A columnist of Colombia’s leading daily resigned on Tuesday after publishing a scathing column in which she bashed the country’s richest man.
Columnist Margarita Rosa said on Twitter that she resigned from El Tiempo because she “found it increasingly difficult to self-censor feelings to confront” the newspaper’s controversial owner and banking mogul Luis Carlos Sarmiento.
Before abandoning Colombia’s leading daily, Rosa took an extraordinary punch at “the most unmentionable and untouchable of of them all” in a column on Sunday.
How not to think of people more unmentionable than “the unmentionable one”, the owners of the entire country, who finance the campaigns of presidents like the one who misrules us today?
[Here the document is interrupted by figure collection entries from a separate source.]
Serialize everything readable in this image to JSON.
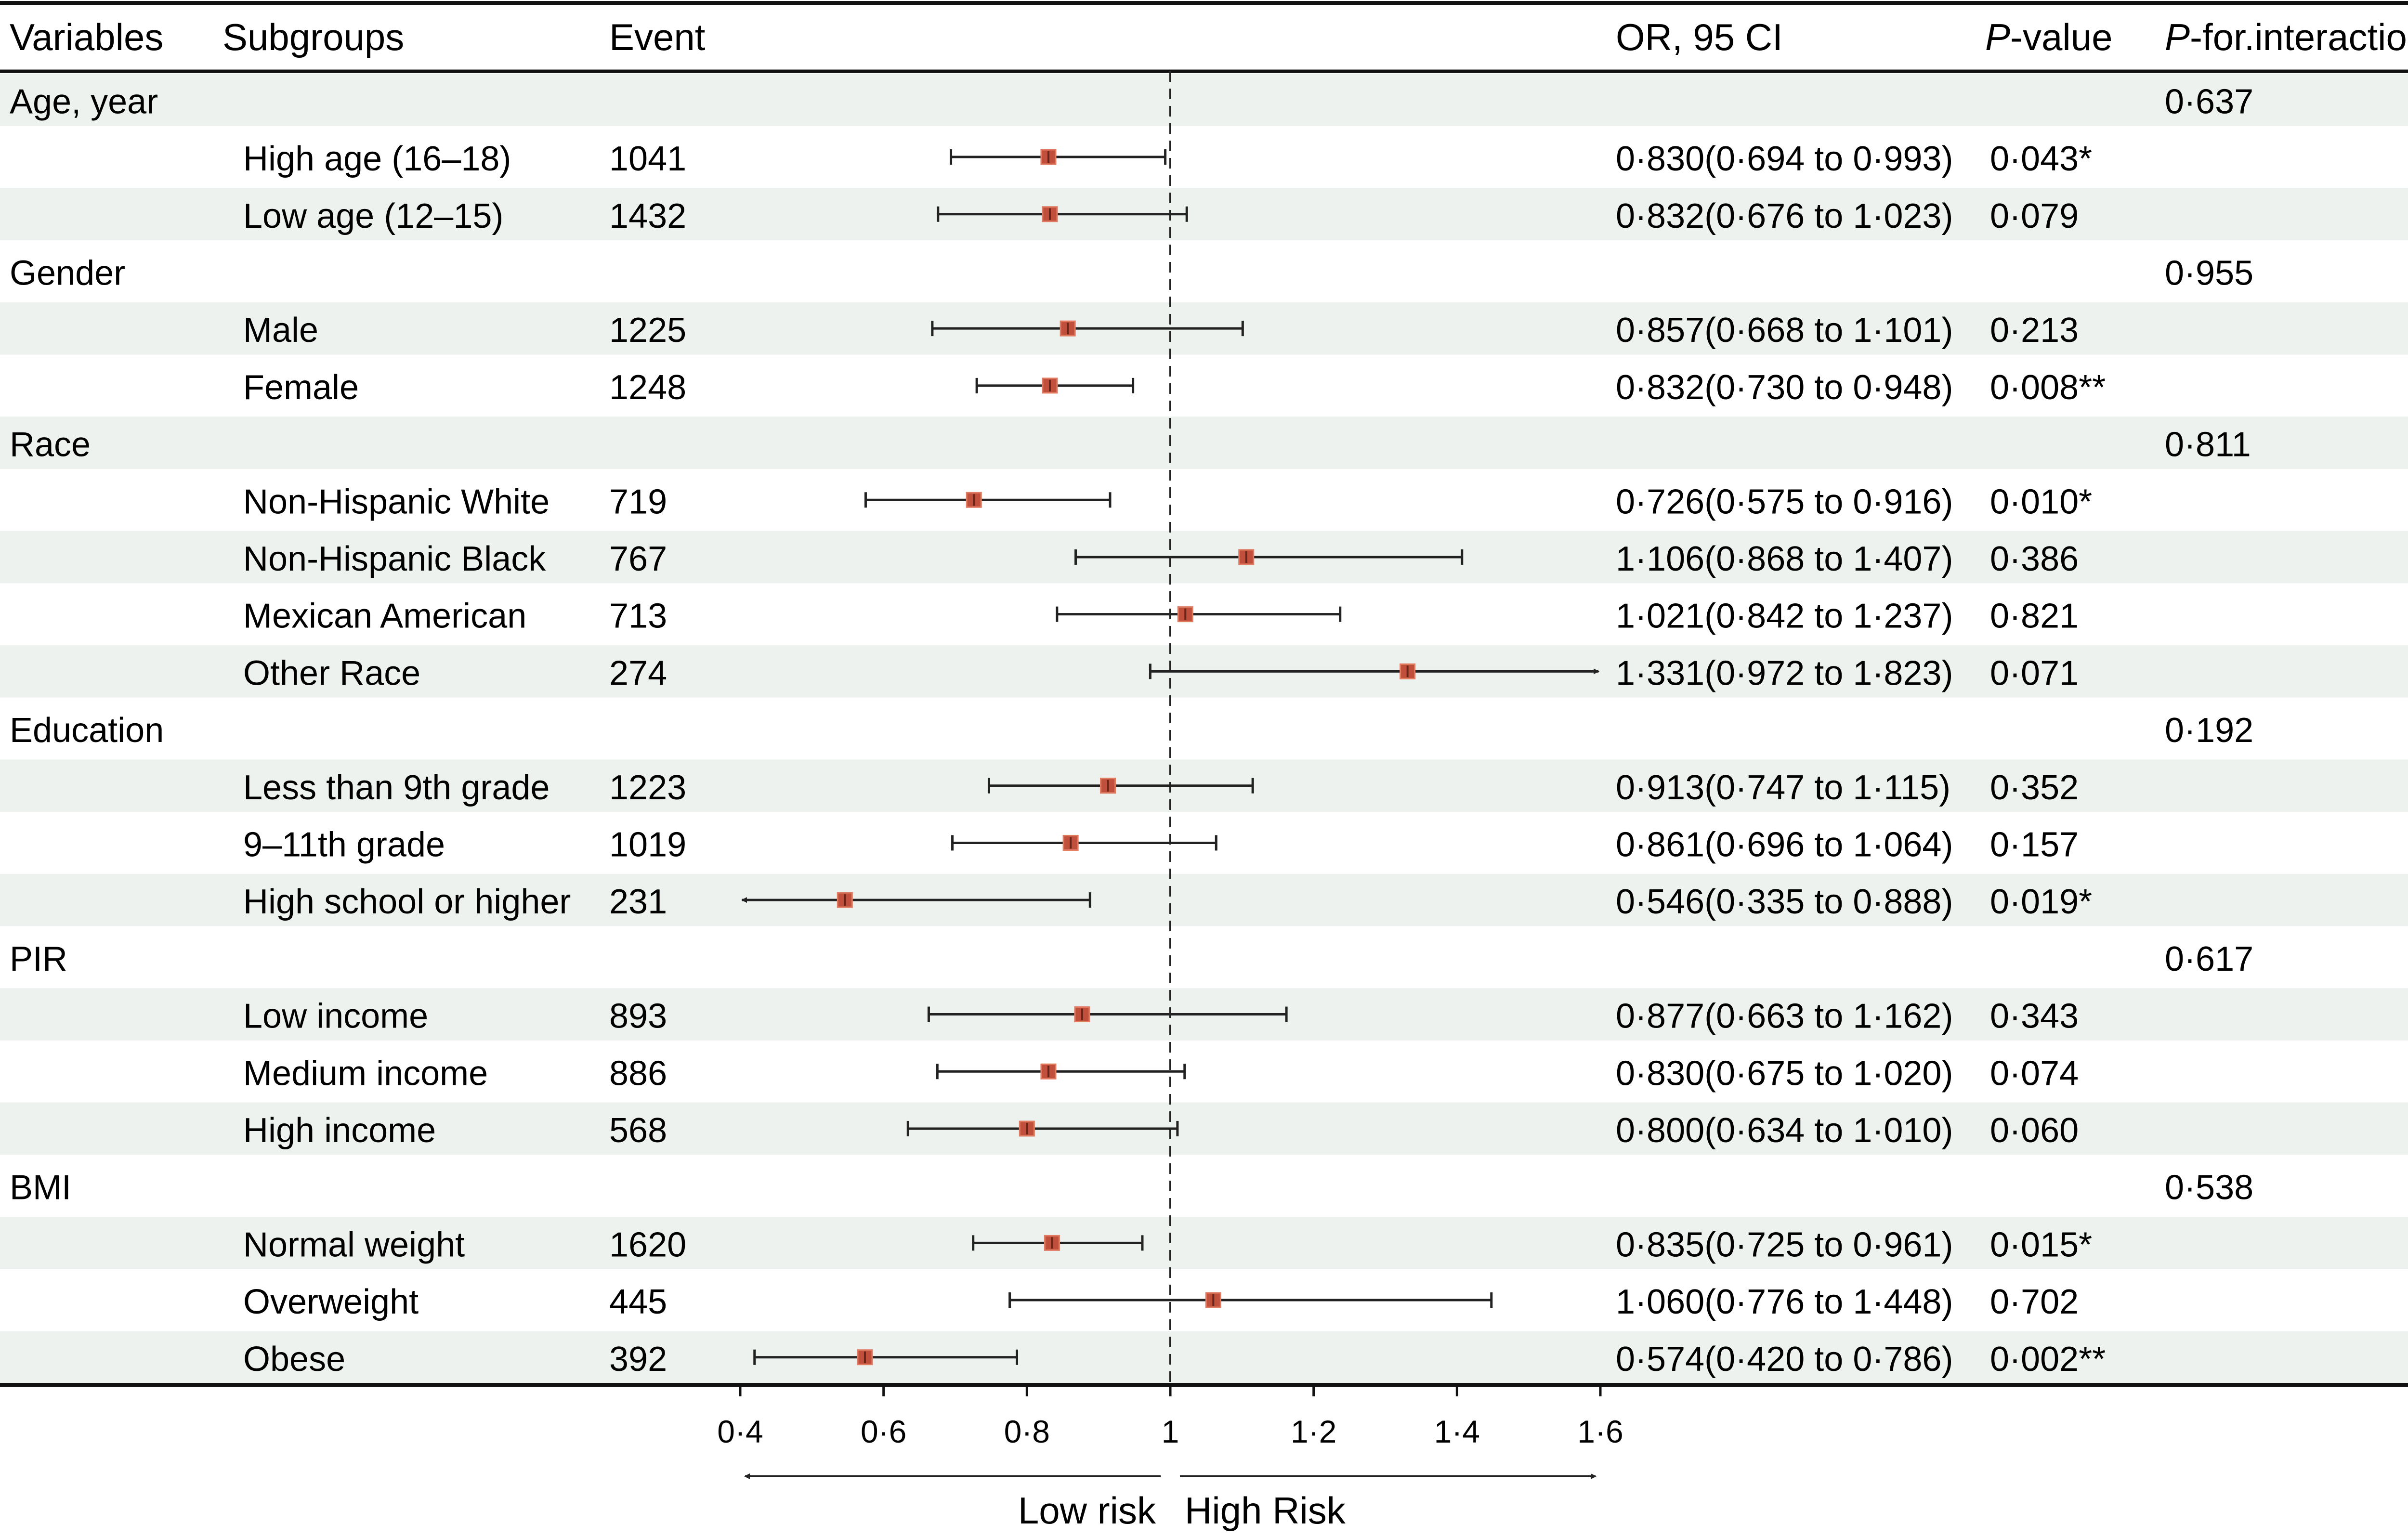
{
  "header": {
    "variables": "Variables",
    "subgroups": "Subgroups",
    "event": "Event",
    "or_ci": "OR, 95 CI",
    "p_value_italic": "P",
    "p_value_rest": "-value",
    "p_interaction_italic": "P",
    "p_interaction_rest": "-for.interaction"
  },
  "chart_data": {
    "type": "forest",
    "reference_value": 1,
    "xlim": [
      0.4,
      1.6
    ],
    "x_ticks": [
      0.4,
      0.6,
      0.8,
      1.0,
      1.2,
      1.4,
      1.6
    ],
    "x_tick_labels": [
      "0·4",
      "0·6",
      "0·8",
      "1",
      "1·2",
      "1·4",
      "1·6"
    ],
    "low_risk_label": "Low risk",
    "high_risk_label": "High Risk",
    "colors": {
      "point": "#c0503c",
      "point_edge": "#e07a60",
      "band": "#edf2ef",
      "line": "#222222"
    },
    "groups": [
      {
        "variable": "Age, year",
        "p_interaction": "0·637",
        "rows": [
          {
            "subgroup": "High age (16–18)",
            "event": "1041",
            "or": 0.83,
            "lower": 0.694,
            "upper": 0.993,
            "or_ci": "0·830(0·694 to 0·993)",
            "p_value": "0·043*"
          },
          {
            "subgroup": "Low age (12–15)",
            "event": "1432",
            "or": 0.832,
            "lower": 0.676,
            "upper": 1.023,
            "or_ci": "0·832(0·676 to 1·023)",
            "p_value": "0·079"
          }
        ]
      },
      {
        "variable": "Gender",
        "p_interaction": "0·955",
        "rows": [
          {
            "subgroup": "Male",
            "event": "1225",
            "or": 0.857,
            "lower": 0.668,
            "upper": 1.101,
            "or_ci": "0·857(0·668 to 1·101)",
            "p_value": "0·213"
          },
          {
            "subgroup": "Female",
            "event": "1248",
            "or": 0.832,
            "lower": 0.73,
            "upper": 0.948,
            "or_ci": "0·832(0·730 to 0·948)",
            "p_value": "0·008**"
          }
        ]
      },
      {
        "variable": "Race",
        "p_interaction": "0·811",
        "rows": [
          {
            "subgroup": "Non-Hispanic White",
            "event": "719",
            "or": 0.726,
            "lower": 0.575,
            "upper": 0.916,
            "or_ci": "0·726(0·575 to 0·916)",
            "p_value": "0·010*"
          },
          {
            "subgroup": "Non-Hispanic Black",
            "event": "767",
            "or": 1.106,
            "lower": 0.868,
            "upper": 1.407,
            "or_ci": "1·106(0·868 to 1·407)",
            "p_value": "0·386"
          },
          {
            "subgroup": "Mexican American",
            "event": "713",
            "or": 1.021,
            "lower": 0.842,
            "upper": 1.237,
            "or_ci": "1·021(0·842 to 1·237)",
            "p_value": "0·821"
          },
          {
            "subgroup": "Other Race",
            "event": "274",
            "or": 1.331,
            "lower": 0.972,
            "upper": 1.823,
            "or_ci": "1·331(0·972 to 1·823)",
            "p_value": "0·071"
          }
        ]
      },
      {
        "variable": "Education",
        "p_interaction": "0·192",
        "rows": [
          {
            "subgroup": "Less than 9th grade",
            "event": "1223",
            "or": 0.913,
            "lower": 0.747,
            "upper": 1.115,
            "or_ci": "0·913(0·747 to 1·115)",
            "p_value": "0·352"
          },
          {
            "subgroup": "9–11th grade",
            "event": "1019",
            "or": 0.861,
            "lower": 0.696,
            "upper": 1.064,
            "or_ci": "0·861(0·696 to 1·064)",
            "p_value": "0·157"
          },
          {
            "subgroup": "High school or higher",
            "event": "231",
            "or": 0.546,
            "lower": 0.335,
            "upper": 0.888,
            "or_ci": "0·546(0·335 to 0·888)",
            "p_value": "0·019*"
          }
        ]
      },
      {
        "variable": "PIR",
        "p_interaction": "0·617",
        "rows": [
          {
            "subgroup": "Low income",
            "event": "893",
            "or": 0.877,
            "lower": 0.663,
            "upper": 1.162,
            "or_ci": "0·877(0·663 to 1·162)",
            "p_value": "0·343"
          },
          {
            "subgroup": "Medium income",
            "event": "886",
            "or": 0.83,
            "lower": 0.675,
            "upper": 1.02,
            "or_ci": "0·830(0·675 to 1·020)",
            "p_value": "0·074"
          },
          {
            "subgroup": "High income",
            "event": "568",
            "or": 0.8,
            "lower": 0.634,
            "upper": 1.01,
            "or_ci": "0·800(0·634 to 1·010)",
            "p_value": "0·060"
          }
        ]
      },
      {
        "variable": "BMI",
        "p_interaction": "0·538",
        "rows": [
          {
            "subgroup": "Normal weight",
            "event": "1620",
            "or": 0.835,
            "lower": 0.725,
            "upper": 0.961,
            "or_ci": "0·835(0·725 to 0·961)",
            "p_value": "0·015*"
          },
          {
            "subgroup": "Overweight",
            "event": "445",
            "or": 1.06,
            "lower": 0.776,
            "upper": 1.448,
            "or_ci": "1·060(0·776 to 1·448)",
            "p_value": "0·702"
          },
          {
            "subgroup": "Obese",
            "event": "392",
            "or": 0.574,
            "lower": 0.42,
            "upper": 0.786,
            "or_ci": "0·574(0·420 to 0·786)",
            "p_value": "0·002**"
          }
        ]
      }
    ]
  }
}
How not to start shouting that it is not “whoever [former President Alvaro] Uribe says”, but whoever the most unmentionable and untouchable of them all says, the one who once boasted of having laws made to his measure? How can we not be astonished by the abusive monopoly of the banking system he has created and his clients constantly complain about on social media? How can we not wish that someday this infamous tie between economic and political power, which produces illiteracy, hunger, disease and violence in the lives of Colombians forgotten by God and the State, will be broken?
Margarita Rosa
Rosa’s resignation came two weeks after editor-in-chief Roberto Pombo said he would resign from Colombia’s leading newspaper, which has become one of the main propaganda tools of President Ivan Duque.
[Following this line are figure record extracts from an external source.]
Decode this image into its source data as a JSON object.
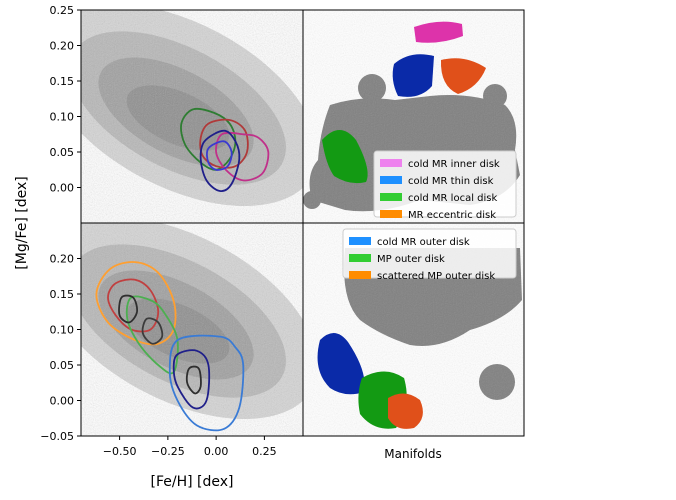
{
  "figure": {
    "ylabel": "[Mg/Fe] [dex]",
    "xlabel_left": "[Fe/H] [dex]",
    "xlabel_right": "Manifolds"
  },
  "colors": {
    "density": "#8a8a8a",
    "manifold_background": "#808080",
    "pink": "#ee82ee",
    "blue": "#1e90ff",
    "green": "#32cd32",
    "orange": "#ff8c00",
    "pink_fill": "#dd33aa",
    "blue_fill": "#0a2aa8",
    "green_fill": "#139a13",
    "orange_fill": "#e0501a"
  },
  "chart_data": [
    {
      "type": "scatter",
      "panel": "top-left",
      "description_source": "density map of [Mg/Fe] vs [Fe/H] with contours",
      "ylim": [
        -0.05,
        0.25
      ],
      "yticks": [
        "0.25",
        "0.20",
        "0.15",
        "0.10",
        "0.05",
        "0.00"
      ],
      "xlim": [
        -0.7,
        0.45
      ],
      "contours": [
        {
          "color": "#2e7d32",
          "series": "cold MR local disk",
          "points": [
            [
              -0.12,
              0.11
            ],
            [
              -0.01,
              0.105
            ],
            [
              0.07,
              0.09
            ],
            [
              0.1,
              0.065
            ],
            [
              0.07,
              0.04
            ],
            [
              0.0,
              0.025
            ],
            [
              -0.08,
              0.035
            ],
            [
              -0.16,
              0.06
            ],
            [
              -0.18,
              0.09
            ]
          ]
        },
        {
          "color": "#b03a3a",
          "series": "MR eccentric disk",
          "points": [
            [
              -0.04,
              0.09
            ],
            [
              0.07,
              0.095
            ],
            [
              0.15,
              0.08
            ],
            [
              0.16,
              0.05
            ],
            [
              0.1,
              0.03
            ],
            [
              0.0,
              0.03
            ],
            [
              -0.07,
              0.045
            ],
            [
              -0.08,
              0.07
            ]
          ]
        },
        {
          "color": "#c0308a",
          "series": "cold MR inner disk",
          "points": [
            [
              0.03,
              0.075
            ],
            [
              0.14,
              0.075
            ],
            [
              0.22,
              0.07
            ],
            [
              0.27,
              0.05
            ],
            [
              0.24,
              0.02
            ],
            [
              0.14,
              0.01
            ],
            [
              0.05,
              0.025
            ],
            [
              0.0,
              0.05
            ]
          ]
        },
        {
          "color": "#1f1f8a",
          "series": "cold MR thin disk",
          "points": [
            [
              -0.06,
              0.065
            ],
            [
              0.04,
              0.08
            ],
            [
              0.1,
              0.065
            ],
            [
              0.12,
              0.04
            ],
            [
              0.08,
              0.005
            ],
            [
              0.02,
              -0.005
            ],
            [
              -0.05,
              0.01
            ],
            [
              -0.08,
              0.04
            ]
          ]
        },
        {
          "color": "#3a3ad0",
          "series": "cold MR thin disk",
          "points": [
            [
              -0.04,
              0.055
            ],
            [
              0.04,
              0.065
            ],
            [
              0.08,
              0.05
            ],
            [
              0.06,
              0.03
            ],
            [
              0.0,
              0.025
            ],
            [
              -0.04,
              0.035
            ]
          ]
        }
      ]
    },
    {
      "type": "scatter",
      "panel": "bottom-left",
      "ylim": [
        -0.05,
        0.25
      ],
      "yticks": [
        "0.20",
        "0.15",
        "0.10",
        "0.05",
        "0.00",
        "−0.05"
      ],
      "xlim": [
        -0.7,
        0.45
      ],
      "xticks": [
        "−0.50",
        "−0.25",
        "0.00",
        "0.25"
      ],
      "xtick_values": [
        -0.5,
        -0.25,
        0.0,
        0.25
      ],
      "contours": [
        {
          "color": "#ff9f30",
          "series": "scattered MP outer disk",
          "points": [
            [
              -0.55,
              0.185
            ],
            [
              -0.42,
              0.195
            ],
            [
              -0.3,
              0.18
            ],
            [
              -0.22,
              0.14
            ],
            [
              -0.22,
              0.1
            ],
            [
              -0.3,
              0.08
            ],
            [
              -0.42,
              0.085
            ],
            [
              -0.56,
              0.11
            ],
            [
              -0.62,
              0.15
            ]
          ]
        },
        {
          "color": "#c04040",
          "series": "scattered MP outer disk",
          "points": [
            [
              -0.52,
              0.165
            ],
            [
              -0.42,
              0.17
            ],
            [
              -0.34,
              0.155
            ],
            [
              -0.3,
              0.125
            ],
            [
              -0.34,
              0.1
            ],
            [
              -0.44,
              0.1
            ],
            [
              -0.52,
              0.12
            ],
            [
              -0.56,
              0.145
            ]
          ]
        },
        {
          "color": "#4caf50",
          "series": "MP outer disk",
          "points": [
            [
              -0.44,
              0.145
            ],
            [
              -0.33,
              0.14
            ],
            [
              -0.26,
              0.12
            ],
            [
              -0.2,
              0.085
            ],
            [
              -0.22,
              0.04
            ],
            [
              -0.3,
              0.05
            ],
            [
              -0.4,
              0.08
            ],
            [
              -0.46,
              0.115
            ]
          ]
        },
        {
          "color": "#2f2f2f",
          "series": "scattered MP outer disk",
          "points": [
            [
              -0.49,
              0.145
            ],
            [
              -0.43,
              0.145
            ],
            [
              -0.41,
              0.125
            ],
            [
              -0.45,
              0.11
            ],
            [
              -0.5,
              0.12
            ]
          ]
        },
        {
          "color": "#3c3c3c",
          "series": "MP outer disk",
          "points": [
            [
              -0.36,
              0.115
            ],
            [
              -0.3,
              0.11
            ],
            [
              -0.28,
              0.09
            ],
            [
              -0.33,
              0.08
            ],
            [
              -0.38,
              0.095
            ]
          ]
        },
        {
          "color": "#3a7bd5",
          "series": "cold MR outer disk",
          "points": [
            [
              -0.2,
              0.085
            ],
            [
              0.02,
              0.09
            ],
            [
              0.1,
              0.075
            ],
            [
              0.14,
              0.05
            ],
            [
              0.12,
              -0.01
            ],
            [
              0.04,
              -0.04
            ],
            [
              -0.1,
              -0.035
            ],
            [
              -0.2,
              0.0
            ],
            [
              -0.24,
              0.04
            ]
          ]
        },
        {
          "color": "#1f1f8a",
          "series": "cold MR outer disk",
          "points": [
            [
              -0.2,
              0.065
            ],
            [
              -0.1,
              0.07
            ],
            [
              -0.04,
              0.05
            ],
            [
              -0.05,
              0.0
            ],
            [
              -0.12,
              -0.01
            ],
            [
              -0.2,
              0.02
            ],
            [
              -0.22,
              0.045
            ]
          ]
        },
        {
          "color": "#2f2f2f",
          "series": "cold MR outer disk",
          "points": [
            [
              -0.14,
              0.045
            ],
            [
              -0.09,
              0.045
            ],
            [
              -0.08,
              0.02
            ],
            [
              -0.11,
              0.01
            ],
            [
              -0.15,
              0.025
            ]
          ]
        }
      ]
    },
    {
      "type": "scatter",
      "panel": "top-right",
      "legend_position": "lower right",
      "legend": [
        {
          "label": "cold MR inner disk",
          "color": "#ee82ee"
        },
        {
          "label": "cold MR thin disk",
          "color": "#1e90ff"
        },
        {
          "label": "cold MR local disk",
          "color": "#32cd32"
        },
        {
          "label": "MR eccentric disk",
          "color": "#ff8c00"
        }
      ]
    },
    {
      "type": "scatter",
      "panel": "bottom-right",
      "legend_position": "upper right",
      "legend": [
        {
          "label": "cold MR outer disk",
          "color": "#1e90ff"
        },
        {
          "label": "MP outer disk",
          "color": "#32cd32"
        },
        {
          "label": "scattered MP outer disk",
          "color": "#ff8c00"
        }
      ]
    }
  ]
}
Sarmiento bought El Tiempo in 2012 and bankrolled Duque’s 2018 election campaign like he allegedly bankrolled the campaigns of all presidents since the 1980’s.
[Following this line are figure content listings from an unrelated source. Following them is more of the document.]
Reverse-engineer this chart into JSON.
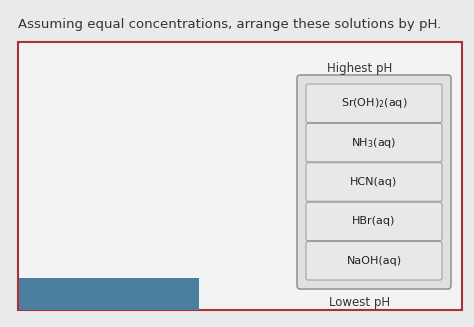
{
  "title": "Assuming equal concentrations, arrange these solutions by pH.",
  "title_fontsize": 9.5,
  "title_color": "#333333",
  "page_bg": "#e8eaeb",
  "inner_bg": "#f2f3f4",
  "border_color": "#aa3333",
  "highest_ph_label": "Highest pH",
  "lowest_ph_label": "Lowest pH",
  "label_fontsize": 8.5,
  "solutions": [
    "Sr(OH)$_2$(aq)",
    "NH$_3$(aq)",
    "HCN(aq)",
    "HBr(aq)",
    "NaOH(aq)"
  ],
  "box_facecolor": "#e8e8e8",
  "box_edgecolor": "#999999",
  "solution_fontsize": 8.0,
  "solution_color": "#222222",
  "outer_box_edgecolor": "#888888",
  "outer_box_facecolor": "#e0e0e0",
  "blue_bar_color": "#4a7fa0"
}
Government contracts granted to Sarmiento’s construction companies have consistently provided a profitable return on the mogul’s political investments.
Colombia’s current transport minister Angela Maria Orozco and Vice-President Marta Lucia Ramirez are former consultants of one of the banks of the Sarmiento family’s corrupt corporation, Grupo Aval.
Colombia’s government not impressed by incessant corruption claims
Ramirez’ personal friendship with Sarmiento constituted no conflict of interest, the VP told Congress in 2019 after Orozco almost gave $375 million to banks, half of which were subsidiaries by Grupo Aval, without reason.